At about the same time, Dr. Kovacs said, his team learned that doctors
in Washington, San Francisco and elsewhere were detecting the bone disorder
in a small but increasing number of people with H.I.V.
The team checked with the Food and Drug Administration and learned it
had also noted a small but increasing number of reported cases of
osteonecrosis, Dr. Kovacs said. The cases reported to the F.D.A. were not
linked to any product.
Dr. Kovacs's team then conducted a study of about two-thirds of the
H.I.V.-infected patients cared for at the health institutes. Of the 339 who
volunteered for the study, 15, or 4.4 percent, were found to have avascular
necrosis of one or both hips. None of the 15 had symptoms, but many had
large areas of bone destruction, raising the possibility that the condition
had been detected in an early stage, Dr. Kovacs said.

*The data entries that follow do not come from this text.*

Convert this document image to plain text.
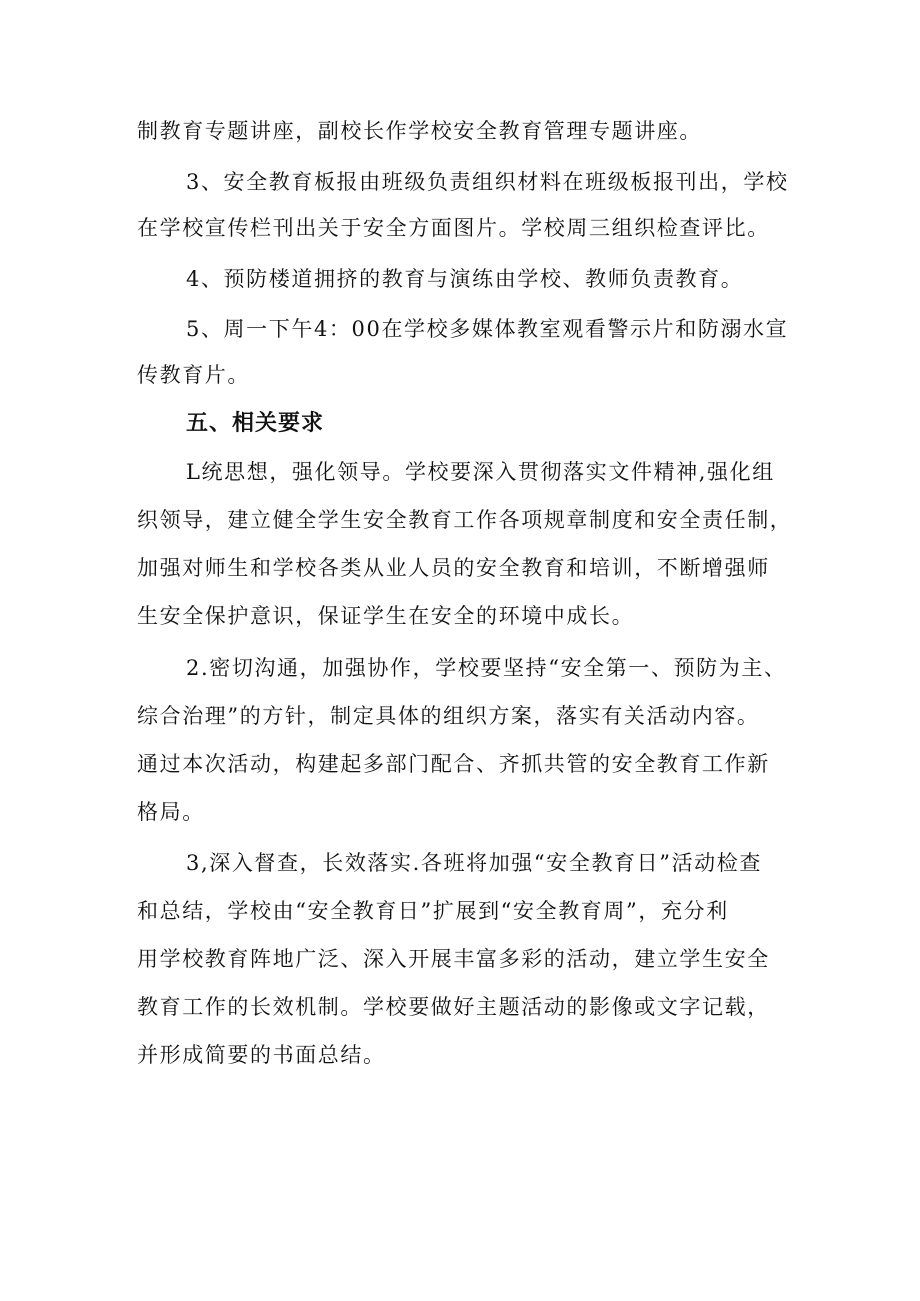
制教育专题讲座，副校长作学校安全教育管理专题讲座。
3、安全教育板报由班级负责组织材料在班级板报刊出，学校
在学校宣传栏刊出关于安全方面图片。学校周三组织检查评比。
4、预防楼道拥挤的教育与演练由学校、教师负责教育。
5、周一下午4：00在学校多媒体教室观看警示片和防溺水宣
传教育片。
五、相关要求
L统思想，强化领导。学校要深入贯彻落实文件精神,强化组
织领导，建立健全学生安全教育工作各项规章制度和安全责任制，
加强对师生和学校各类从业人员的安全教育和培训，不断增强师
生安全保护意识，保证学生在安全的环境中成长。
2.密切沟通，加强协作，学校要坚持“安全第一、预防为主、
综合治理”的方针，制定具体的组织方案，落实有关活动内容。
通过本次活动，构建起多部门配合、齐抓共管的安全教育工作新
格局。
3,深入督查，长效落实.各班将加强“安全教育日”活动检查
和总结，学校由“安全教育日”扩展到“安全教育周”，充分利
用学校教育阵地广泛、深入开展丰富多彩的活动，建立学生安全
教育工作的长效机制。学校要做好主题活动的影像或文字记载，
并形成简要的书面总结。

For purposes of scientific comparison, the team did M.R.I. scans on 118
noninfected volunteers. None had the bone disorder.
The health institutes is conducting larger studies to determine how
many H.I.V.-infected people will develop osteonecrosis and how many will
need surgery for a total hip replacement. The studies also seek to find
what is causing people with H.I.V. to develop osteonecrosis, with the hope
that the answer will lead to prevention and treatment.
"Our concern is that this is going to be getting worse with time," Dr.
Kovacs said. "But we're hopeful that it won't be as bad as we think."